Кто то сказал, что капитан Тушин стоит здесь у самой деревни, и что за ним уже послано.
– Да вот вы были, – сказал князь Багратион, обращаясь к князю Андрею.
– Как же, мы вместе немного не съехались, – сказал дежурный штаб офицер, приятно улыбаясь Болконскому.
– Я не имел удовольствия вас видеть, – холодно и отрывисто сказал князь Андрей.
Все молчали. На пороге показался Тушин, робко пробиравшийся из за спин генералов. Обходя генералов в тесной избе, сконфуженный, как и всегда, при виде начальства, Тушин не рассмотрел древка знамени и спотыкнулся на него. Несколько голосов засмеялось.
– Каким образом орудие оставлено? – спросил Багратион, нахмурившись не столько на капитана, сколько на смеявшихся, в числе которых громче всех слышался голос Жеркова.
Тушину теперь только, при виде грозного начальства, во всем ужасе представилась его вина и позор в том, что он, оставшись жив, потерял два орудия. Он так был взволнован, что до сей минуты не успел подумать об этом. Смех офицеров еще больше сбил его с толку. Он стоял перед Багратионом с дрожащею нижнею челюстью и едва проговорил:
– Не знаю… ваше сиятельство… людей не было, ваше сиятельство.

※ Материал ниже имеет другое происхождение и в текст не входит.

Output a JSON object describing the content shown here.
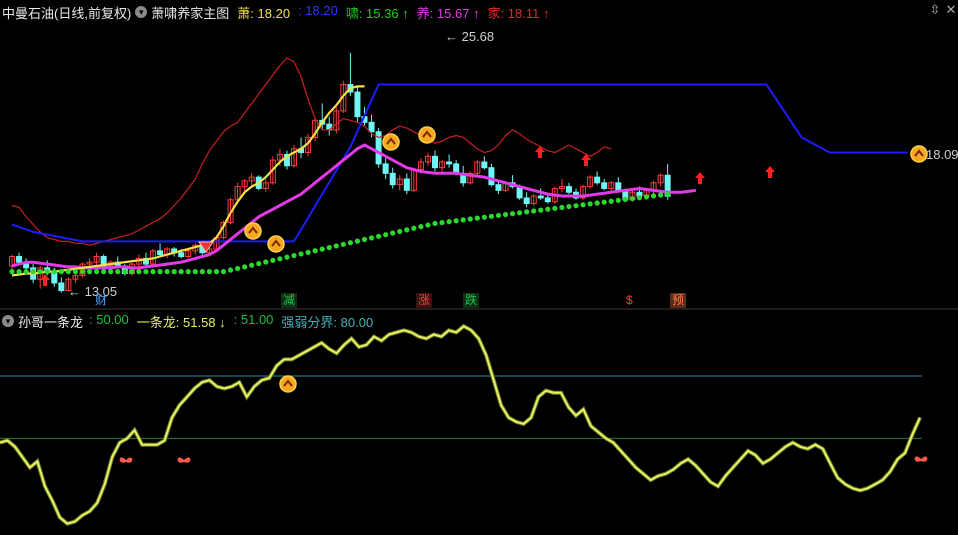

– Вы бы могли из прикрытия взять!
Что прикрытия не было, этого не сказал Тушин, хотя это была сущая правда. Он боялся подвести этим другого начальника и молча, остановившимися глазами, смотрел прямо в лицо Багратиону, как смотрит сбившийся ученик в глаза экзаменатору.
Молчание было довольно продолжительно. Князь Багратион, видимо, не желая быть строгим, не находился, что сказать; остальные не смели вмешаться в разговор. Князь Андрей исподлобья смотрел на Тушина, и пальцы его рук нервически двигались.
– Ваше сиятельство, – прервал князь Андрей молчание своим резким голосом, – вы меня изволили послать к батарее капитана Тушина. Я был там и нашел две трети людей и лошадей перебитыми, два орудия исковерканными, и прикрытия никакого.